Cleared all contents inside: /home/user/home_workspace
Created: /home/user/home_workspace/data
Created: /home/user/home_workspace/downloads
Created: /home/user/home_workspace/models


#### Clear cs_workspace (must be on compute server)

This works the same as clearing home_workspace, but you must run this code on each compute server because this folder is not synced between servers.  Again you can be more selective by using Explorer running on the compute server.  The only files use should consider keeping are checkpoint files save in home_workspace/models.  Everything else is easily downloaded when needed.

Run the cell below to remove all the checkpoint files, datasets, pre-trained model weights, and also restore the original directory structure in cs_workspace.  You can run this code from either the home server or a compute server. 

In [3]:
import os
from pathlib import Path

# Resolve the full path to ~/home_workspace
workspace_path = Path("~/cs_workspace").expanduser().resolve()

# Ensure the directory exists before proceeding
if workspace_path.exists() and workspace_path.is_dir():
    # Remove all contents inside ~/home_workspace using os commands
    for item in workspace_path.iterdir():
        item_path = str(item)  # Convert Path to string for os commands
        if item.is_file():
            os.remove(item_path)  # Remove file
        elif item.is_dir():
            os.system(f"rm -rf {item_path}")  # Remove directory and its contents

    print(f"Cleared all contents inside: {workspace_path}")

    # Create new subdirectories using os
    for subdir in ["data", "downloads", "models"]:
        new_dir = workspace_path / subdir
        os.makedirs(new_dir, exist_ok=True)
        print(f"Created: {new_dir}")

else:
    print(f"Directory does not exist: {workspace_path}")

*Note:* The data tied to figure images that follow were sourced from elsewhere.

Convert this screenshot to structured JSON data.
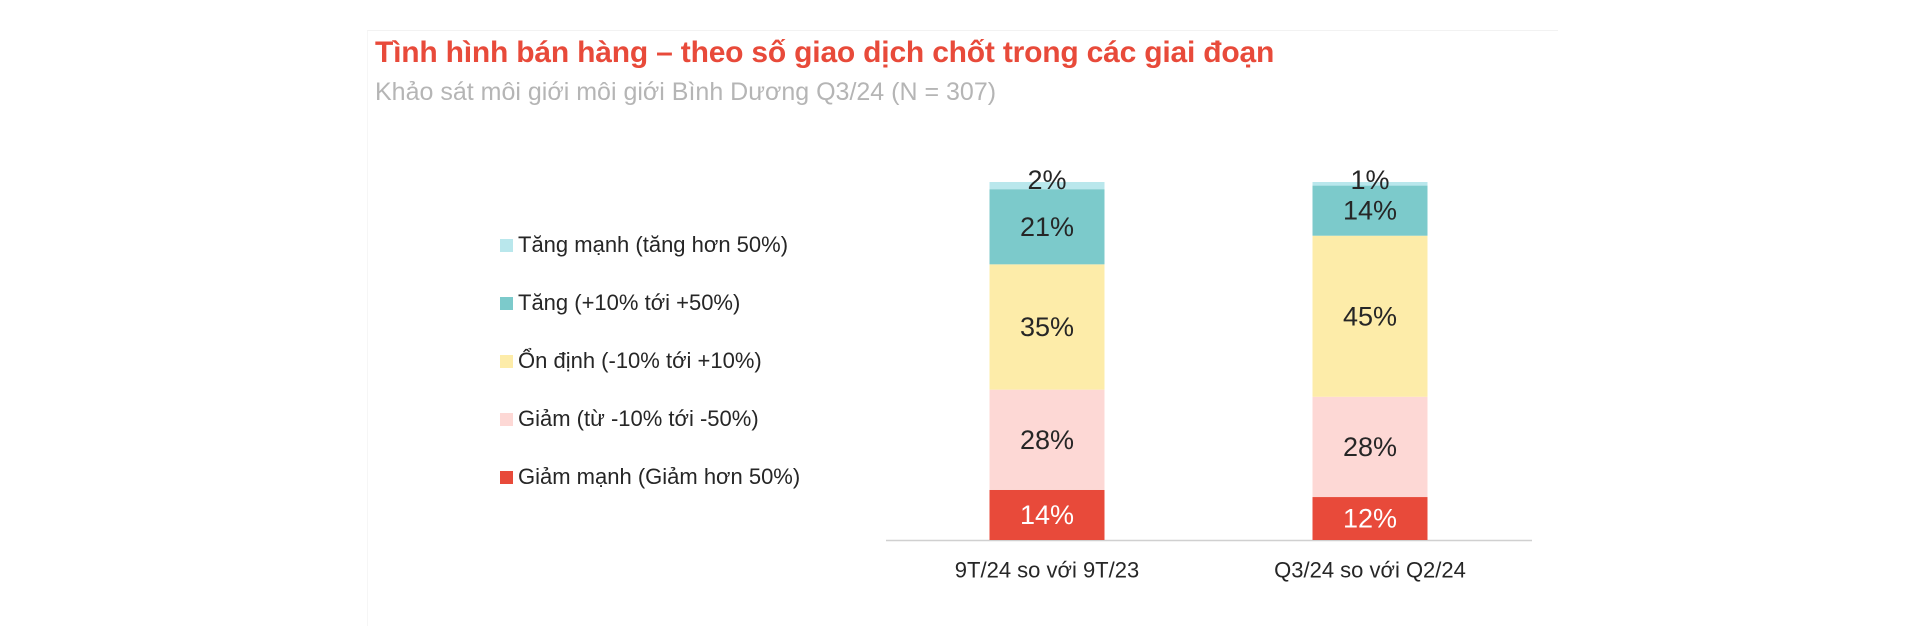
{
  "title": "Tình hình bán hàng – theo số giao dịch chốt trong các giai đoạn",
  "subtitle": "Khảo sát môi giới môi giới Bình Dương Q3/24 (N = 307)",
  "legend": [
    {
      "label": "Tăng mạnh (tăng hơn 50%)",
      "color": "#b9e7ec"
    },
    {
      "label": "Tăng (+10% tới +50%)",
      "color": "#7ccacb"
    },
    {
      "label": "Ổn định  (-10% tới +10%)",
      "color": "#fdeca9"
    },
    {
      "label": "Giảm (từ -10% tới -50%)",
      "color": "#fdd8d5"
    },
    {
      "label": "Giảm mạnh (Giảm hơn 50%)",
      "color": "#e84a3a"
    }
  ],
  "chart_data": {
    "type": "bar",
    "stacked": true,
    "categories": [
      "9T/24 so với 9T/23",
      "Q3/24 so với Q2/24"
    ],
    "series": [
      {
        "name": "Giảm mạnh (Giảm hơn 50%)",
        "values": [
          14,
          12
        ],
        "labels": [
          "14%",
          "12%"
        ],
        "color": "#e84a3a",
        "label_color": "#ffffff"
      },
      {
        "name": "Giảm (từ -10% tới -50%)",
        "values": [
          28,
          28
        ],
        "labels": [
          "28%",
          "28%"
        ],
        "color": "#fdd8d5",
        "label_color": "#262626"
      },
      {
        "name": "Ổn định  (-10% tới +10%)",
        "values": [
          35,
          45
        ],
        "labels": [
          "35%",
          "45%"
        ],
        "color": "#fdeca9",
        "label_color": "#262626"
      },
      {
        "name": "Tăng (+10% tới +50%)",
        "values": [
          21,
          14
        ],
        "labels": [
          "21%",
          "14%"
        ],
        "color": "#7ccacb",
        "label_color": "#262626"
      },
      {
        "name": "Tăng mạnh (tăng hơn 50%)",
        "values": [
          2,
          1
        ],
        "labels": [
          "2%",
          "1%"
        ],
        "color": "#b9e7ec",
        "label_color": "#262626"
      }
    ],
    "ylim": [
      0,
      100
    ],
    "grid": false,
    "legend_position": "left",
    "xlabel": "",
    "ylabel": ""
  }
}
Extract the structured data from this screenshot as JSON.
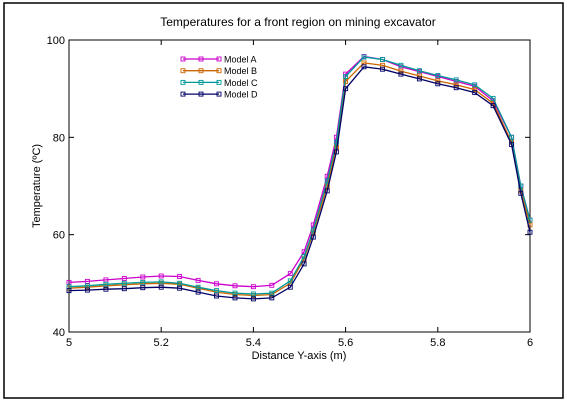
{
  "chart_data": {
    "type": "line",
    "title": "Temperatures for a front region on mining excavator",
    "xlabel": "Distance Y-axis (m)",
    "ylabel": "Temperature (ºC)",
    "xlim": [
      5,
      6
    ],
    "ylim": [
      40,
      100
    ],
    "x_ticks": [
      5,
      5.2,
      5.4,
      5.6,
      5.8,
      6
    ],
    "x_tick_labels": [
      "5",
      "5.2",
      "5.4",
      "5.6",
      "5.8",
      "6"
    ],
    "y_ticks": [
      40,
      60,
      80,
      100
    ],
    "y_tick_labels": [
      "40",
      "60",
      "80",
      "100"
    ],
    "grid": false,
    "legend_position": "top-left",
    "x": [
      5.0,
      5.04,
      5.08,
      5.12,
      5.16,
      5.2,
      5.24,
      5.28,
      5.32,
      5.36,
      5.4,
      5.44,
      5.48,
      5.51,
      5.53,
      5.56,
      5.58,
      5.6,
      5.64,
      5.68,
      5.72,
      5.76,
      5.8,
      5.84,
      5.88,
      5.92,
      5.96,
      5.98,
      6.0
    ],
    "series": [
      {
        "name": "Model A",
        "color": "#cc00cc",
        "values": [
          50.2,
          50.4,
          50.7,
          51.0,
          51.3,
          51.5,
          51.4,
          50.6,
          49.9,
          49.5,
          49.3,
          49.6,
          52.0,
          56.5,
          62.0,
          72.0,
          80.0,
          93.0,
          96.6,
          96.0,
          94.5,
          93.5,
          92.5,
          91.5,
          90.5,
          87.5,
          80.0,
          70.0,
          63.0
        ]
      },
      {
        "name": "Model B",
        "color": "#cc6600",
        "values": [
          49.0,
          49.2,
          49.5,
          49.7,
          49.9,
          50.0,
          49.8,
          49.0,
          48.2,
          47.7,
          47.5,
          47.7,
          50.0,
          55.0,
          60.5,
          70.0,
          78.0,
          91.5,
          95.3,
          94.8,
          93.6,
          92.6,
          91.6,
          90.8,
          89.8,
          87.0,
          79.0,
          69.0,
          62.0
        ]
      },
      {
        "name": "Model C",
        "color": "#009999",
        "values": [
          49.3,
          49.5,
          49.8,
          50.0,
          50.2,
          50.3,
          50.0,
          49.2,
          48.5,
          48.0,
          47.8,
          48.0,
          50.5,
          55.5,
          61.0,
          71.0,
          79.0,
          92.5,
          96.5,
          96.0,
          94.8,
          93.7,
          92.7,
          91.8,
          90.8,
          88.0,
          80.0,
          70.0,
          63.0
        ]
      },
      {
        "name": "Model D",
        "color": "#000066",
        "values": [
          48.5,
          48.6,
          48.8,
          48.9,
          49.1,
          49.2,
          49.0,
          48.2,
          47.4,
          47.0,
          46.8,
          47.0,
          49.2,
          54.0,
          59.5,
          69.0,
          77.0,
          90.0,
          94.5,
          94.0,
          93.0,
          92.0,
          91.0,
          90.2,
          89.2,
          86.5,
          78.5,
          68.5,
          60.5
        ]
      }
    ]
  }
}
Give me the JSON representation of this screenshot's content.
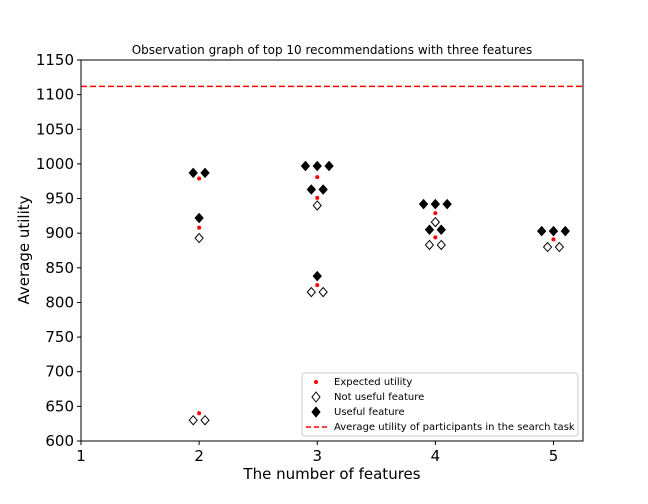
{
  "chart_data": {
    "type": "scatter",
    "title": "Observation graph of top 10 recommendations with three features",
    "xlabel": "The number of features",
    "ylabel": "Average utility",
    "xlim": [
      1,
      5.25
    ],
    "ylim": [
      600,
      1150
    ],
    "xticks": [
      "1",
      "2",
      "3",
      "4",
      "5"
    ],
    "yticks": [
      "600",
      "650",
      "700",
      "750",
      "800",
      "850",
      "900",
      "950",
      "1000",
      "1050",
      "1100",
      "1150"
    ],
    "grid": false,
    "legend_position": "lower-right",
    "reference_line": {
      "name": "Average utility of participants in the search task",
      "y": 1112,
      "color": "#ff0000",
      "style": "dashed"
    },
    "series": [
      {
        "name": "Expected utility",
        "marker": "dot",
        "color": "#ff0000",
        "points": [
          {
            "x": 2,
            "y": 979
          },
          {
            "x": 2,
            "y": 908
          },
          {
            "x": 2,
            "y": 640
          },
          {
            "x": 3,
            "y": 981
          },
          {
            "x": 3,
            "y": 951
          },
          {
            "x": 3,
            "y": 825
          },
          {
            "x": 4,
            "y": 929
          },
          {
            "x": 4,
            "y": 894
          },
          {
            "x": 5,
            "y": 891
          }
        ]
      },
      {
        "name": "Not useful feature",
        "marker": "diamond-open",
        "color": "#000000",
        "points": [
          {
            "x": 2,
            "y": 893
          },
          {
            "x": 1.95,
            "y": 630
          },
          {
            "x": 2.05,
            "y": 630
          },
          {
            "x": 3,
            "y": 940
          },
          {
            "x": 2.95,
            "y": 815
          },
          {
            "x": 3.05,
            "y": 815
          },
          {
            "x": 4,
            "y": 916
          },
          {
            "x": 3.95,
            "y": 883
          },
          {
            "x": 4.05,
            "y": 883
          },
          {
            "x": 4.95,
            "y": 880
          },
          {
            "x": 5.05,
            "y": 880
          }
        ]
      },
      {
        "name": "Useful feature",
        "marker": "diamond-filled",
        "color": "#000000",
        "points": [
          {
            "x": 1.95,
            "y": 987
          },
          {
            "x": 2.05,
            "y": 987
          },
          {
            "x": 2,
            "y": 922
          },
          {
            "x": 2.9,
            "y": 997
          },
          {
            "x": 3,
            "y": 997
          },
          {
            "x": 3.1,
            "y": 997
          },
          {
            "x": 2.95,
            "y": 963
          },
          {
            "x": 3.05,
            "y": 963
          },
          {
            "x": 3,
            "y": 838
          },
          {
            "x": 3.9,
            "y": 942
          },
          {
            "x": 4,
            "y": 942
          },
          {
            "x": 4.1,
            "y": 942
          },
          {
            "x": 3.95,
            "y": 905
          },
          {
            "x": 4.05,
            "y": 905
          },
          {
            "x": 4.9,
            "y": 903
          },
          {
            "x": 5,
            "y": 903
          },
          {
            "x": 5.1,
            "y": 903
          }
        ]
      }
    ]
  }
}
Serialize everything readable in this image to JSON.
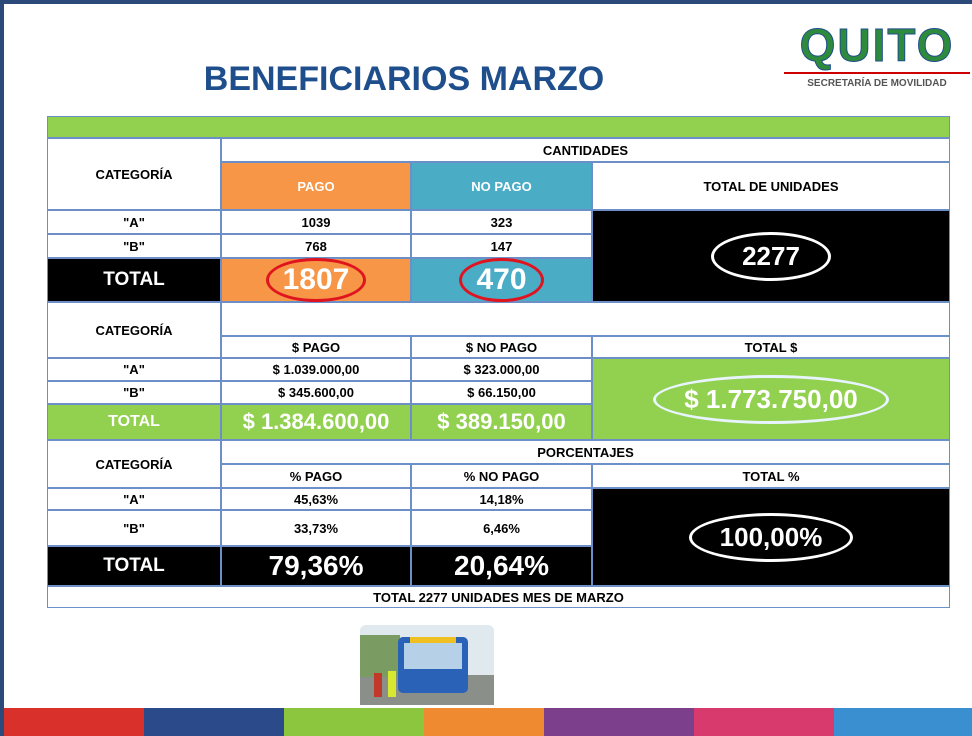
{
  "title": "BENEFICIARIOS MARZO",
  "logo": {
    "name": "QUITO",
    "subtitle": "SECRETARÍA DE MOVILIDAD"
  },
  "cantidades": {
    "category_header": "CATEGORÍA",
    "header": "CANTIDADES",
    "columns": [
      "PAGO",
      "NO PAGO",
      "TOTAL DE UNIDADES"
    ],
    "rows": [
      [
        "\"A\"",
        "1039",
        "323"
      ],
      [
        "\"B\"",
        "768",
        "147"
      ],
      [
        "TOTAL",
        "1807",
        "470"
      ]
    ],
    "grand_total": "2277"
  },
  "dinero": {
    "category_header": "CATEGORÍA",
    "columns": [
      "$ PAGO",
      "$ NO PAGO",
      "TOTAL $"
    ],
    "rows": [
      [
        "\"A\"",
        "$ 1.039.000,00",
        "$ 323.000,00"
      ],
      [
        "\"B\"",
        "$ 345.600,00",
        "$ 66.150,00"
      ],
      [
        "TOTAL",
        "$ 1.384.600,00",
        "$ 389.150,00"
      ]
    ],
    "grand_total": "$ 1.773.750,00"
  },
  "porcentajes": {
    "category_header": "CATEGORÍA",
    "header": "PORCENTAJES",
    "columns": [
      "% PAGO",
      "% NO PAGO",
      "TOTAL %"
    ],
    "rows": [
      [
        "\"A\"",
        "45,63%",
        "14,18%"
      ],
      [
        "\"B\"",
        "33,73%",
        "6,46%"
      ],
      [
        "TOTAL",
        "79,36%",
        "20,64%"
      ]
    ],
    "grand_total": "100,00%"
  },
  "footer": "TOTAL 2277 UNIDADES MES DE MARZO"
}
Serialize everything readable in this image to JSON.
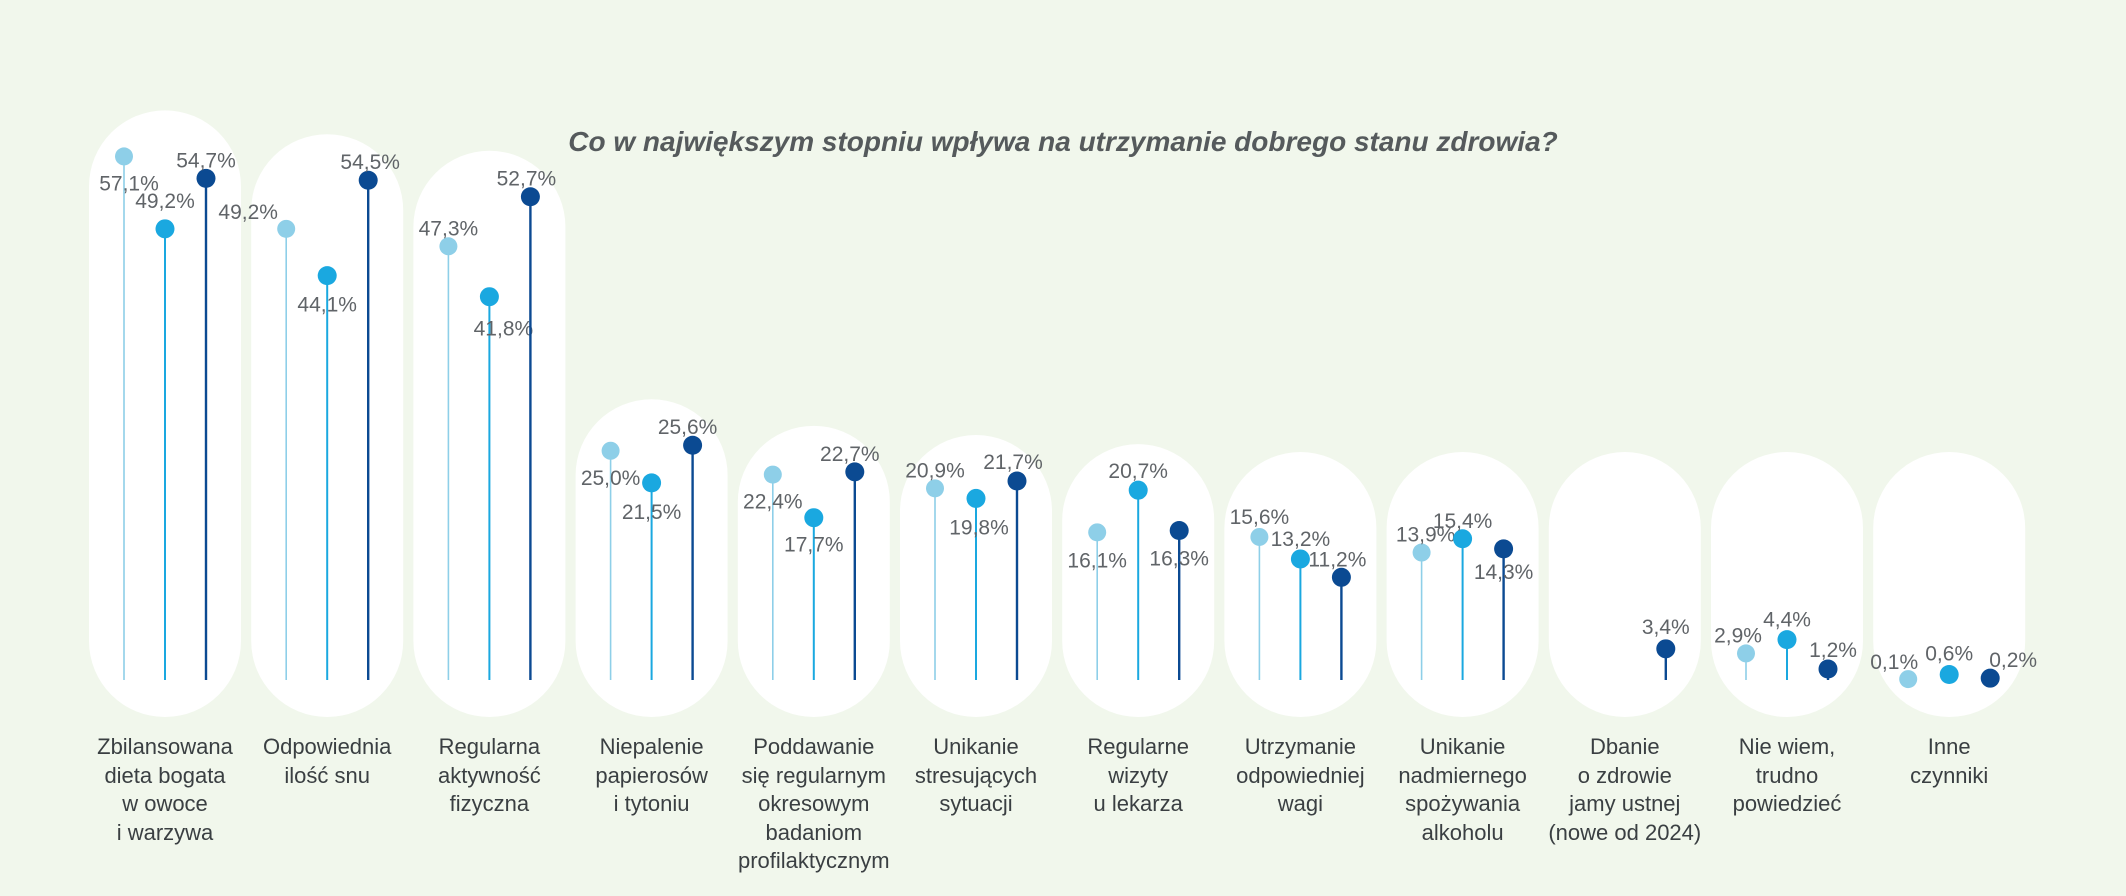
{
  "chart_data": {
    "type": "lollipop",
    "title": "Co w największym stopniu wpływa na utrzymanie dobrego stanu zdrowia?",
    "unit": "%",
    "ylim": [
      0,
      60
    ],
    "grid": false,
    "legend": "none",
    "series_colors": [
      "#8ecfe8",
      "#1aa8e0",
      "#0b4a92"
    ],
    "categories": [
      {
        "label": "Zbilansowana\ndieta bogata\nw owoce\ni warzywa",
        "values": [
          57.1,
          49.2,
          54.7
        ],
        "texts": [
          "57,1%",
          "49,2%",
          "54,7%"
        ]
      },
      {
        "label": "Odpowiednia\nilość snu",
        "values": [
          49.2,
          44.1,
          54.5
        ],
        "texts": [
          "49,2%",
          "44,1%",
          "54,5%"
        ]
      },
      {
        "label": "Regularna\naktywność\nfizyczna",
        "values": [
          47.3,
          41.8,
          52.7
        ],
        "texts": [
          "47,3%",
          "41,8%",
          "52,7%"
        ]
      },
      {
        "label": "Niepalenie\npapierosów\ni tytoniu",
        "values": [
          25.0,
          21.5,
          25.6
        ],
        "texts": [
          "25,0%",
          "21,5%",
          "25,6%"
        ]
      },
      {
        "label": "Poddawanie\nsię regularnym\nokresowym\nbadaniom\nprofilaktycznym",
        "values": [
          22.4,
          17.7,
          22.7
        ],
        "texts": [
          "22,4%",
          "17,7%",
          "22,7%"
        ]
      },
      {
        "label": "Unikanie\nstresujących\nsytuacji",
        "values": [
          20.9,
          19.8,
          21.7
        ],
        "texts": [
          "20,9%",
          "19,8%",
          "21,7%"
        ]
      },
      {
        "label": "Regularne\nwizyty\nu lekarza",
        "values": [
          16.1,
          20.7,
          16.3
        ],
        "texts": [
          "16,1%",
          "20,7%",
          "16,3%"
        ]
      },
      {
        "label": "Utrzymanie\nodpowiedniej\nwagi",
        "values": [
          15.6,
          13.2,
          11.2
        ],
        "texts": [
          "15,6%",
          "13,2%",
          "11,2%"
        ]
      },
      {
        "label": "Unikanie\nnadmiernego\nspożywania\nalkoholu",
        "values": [
          13.9,
          15.4,
          14.3
        ],
        "texts": [
          "13,9%",
          "15,4%",
          "14,3%"
        ]
      },
      {
        "label": "Dbanie\no zdrowie\njamy ustnej\n(nowe od 2024)",
        "values": [
          null,
          null,
          3.4
        ],
        "texts": [
          "",
          "",
          "3,4%"
        ]
      },
      {
        "label": "Nie wiem,\ntrudno\npowiedzieć",
        "values": [
          2.9,
          4.4,
          1.2
        ],
        "texts": [
          "2,9%",
          "4,4%",
          "1,2%"
        ]
      },
      {
        "label": "Inne\nczynniki",
        "values": [
          0.1,
          0.6,
          0.2
        ],
        "texts": [
          "0,1%",
          "0,6%",
          "0,2%"
        ]
      }
    ]
  }
}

Cleared all contents inside: /home/user/cs_workspace
Created: /home/user/cs_workspace/data
Created: /home/user/cs_workspace/downloads
Created: /home/user/cs_workspace/models


#### Clear the Hugging Face Cache

Run the cell below.  Be careful about making changes to the path because you don't want to accidentally delete the wrong files. (It's permanent.)  Even if you update the course package so the cache is in one of your workspace directories, this will remove any older cached models.

In [1]:
import os
from pathlib import Path

# Resolve the full path
folder_path = Path("~/.cache/huggingface/hub").expanduser().resolve()

# Ensure the folder exists before attempting deletion
if folder_path.exists():
    os.system(f"rm -rf {folder_path}")
    print(f"Removed: {folder_path}")
else:
    print(f"Folder does not exist: {folder_path}")


Removed: /home/user/.cache/huggingface/hub


#### Remove Datasets and Models from Other Folders

Use the Explorer on either a home or compute server and look for datasets or model files.  You can delete these.  Running your notebook again will download the necessary files.  For example, many of you created copies of the Flowers102 dataset in your Homework_05 folder (use DATA_PATH as the root directory for all torchvision datasets).  You can delete those copies.

### Reset Your Compute Server

* Click the servers button on the left side of CoCalc.
* Click the Compute Servers tab
* Click settings on the computer server you wish to reset.
* Click Deprovision at the bottom of the popup window and agree to terms.
* Restart the server.  Wait several minutes.
* Make sure this notebook is running on the compute server (use the button at the top labeled Server).
* Run the cell at the top of the notebook to reinstall the course package.